The U.S. government passed an act in 2004 to set aside $5.6 billion over 10 years for the stockpiling of drugs and vaccines that could protect against a bioterrorism attack, creating a potential buyer for any company able to prove it had a safe and effective vaccine. It has also set aside millions in research grants from the National Institutes of Health.

Thomas Geisbert, a professor of microbiology and immunology at the University of Texas, was one of the early pioneers of Ebola vaccine research and has been hunting for a vaccine since the 1990s. At that time, he said, there were few labs with the capabilities to do testing on a pathogen as deadly as Ebola and not enough money to do the necessary experiments.

‘All This Money’

“All of a sudden there is all this money,” said Geisbert, who has worked on the technology behind the vaccines being developed by NewLink and Profectus. “When you have more money, you can take more risks.”

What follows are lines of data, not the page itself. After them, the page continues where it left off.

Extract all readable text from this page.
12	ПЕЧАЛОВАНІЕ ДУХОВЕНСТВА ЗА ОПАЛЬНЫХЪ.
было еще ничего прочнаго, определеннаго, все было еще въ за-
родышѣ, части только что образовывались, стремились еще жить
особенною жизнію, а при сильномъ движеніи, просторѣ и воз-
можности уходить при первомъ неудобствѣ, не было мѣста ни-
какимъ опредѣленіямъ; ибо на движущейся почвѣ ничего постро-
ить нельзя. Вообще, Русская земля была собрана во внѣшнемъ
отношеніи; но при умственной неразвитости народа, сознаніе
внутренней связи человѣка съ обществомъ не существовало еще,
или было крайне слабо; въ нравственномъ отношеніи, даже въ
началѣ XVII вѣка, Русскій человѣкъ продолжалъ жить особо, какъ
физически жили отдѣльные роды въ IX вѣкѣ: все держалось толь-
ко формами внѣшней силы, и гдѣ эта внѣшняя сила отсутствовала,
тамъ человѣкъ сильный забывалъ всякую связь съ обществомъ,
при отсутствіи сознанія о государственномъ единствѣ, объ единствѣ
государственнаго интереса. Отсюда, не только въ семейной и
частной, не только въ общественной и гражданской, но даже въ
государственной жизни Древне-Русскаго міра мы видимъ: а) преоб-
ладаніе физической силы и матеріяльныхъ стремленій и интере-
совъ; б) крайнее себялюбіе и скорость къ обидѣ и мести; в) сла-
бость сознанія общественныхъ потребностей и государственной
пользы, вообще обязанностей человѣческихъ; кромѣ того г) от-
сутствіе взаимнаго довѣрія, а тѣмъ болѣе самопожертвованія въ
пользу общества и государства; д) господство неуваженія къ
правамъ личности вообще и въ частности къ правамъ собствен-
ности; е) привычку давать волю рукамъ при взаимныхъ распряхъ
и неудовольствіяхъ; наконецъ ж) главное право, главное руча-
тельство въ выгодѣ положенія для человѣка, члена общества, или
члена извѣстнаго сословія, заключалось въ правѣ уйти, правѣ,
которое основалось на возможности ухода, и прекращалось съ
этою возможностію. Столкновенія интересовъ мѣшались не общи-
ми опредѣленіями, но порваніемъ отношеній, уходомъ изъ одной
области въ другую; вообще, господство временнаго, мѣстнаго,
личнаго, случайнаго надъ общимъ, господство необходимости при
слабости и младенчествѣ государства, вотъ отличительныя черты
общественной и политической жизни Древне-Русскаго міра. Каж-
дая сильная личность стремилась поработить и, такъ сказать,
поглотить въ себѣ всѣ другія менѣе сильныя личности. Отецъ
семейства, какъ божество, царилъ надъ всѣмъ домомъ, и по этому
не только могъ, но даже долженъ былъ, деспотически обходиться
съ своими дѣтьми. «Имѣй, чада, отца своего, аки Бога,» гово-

In recent years, the biggest barrier has been getting past the government bureaucracy to begin human testing -- something the urgency around the latest outbreak has helped cut down, Geisbert said.

The next steps won’t be cheap or easy, said Stoffels. J&J must develop manufacturing capabilities for the vaccine, which must be made in a carefully controlled environment, and develop and implement a plan for testing it in volunteers.

“We will have to mobilize significant resources for this and we are doing that as we speak,” said Stoffels. “It is a significant amount of work but the senior leadership is committed to doing it.”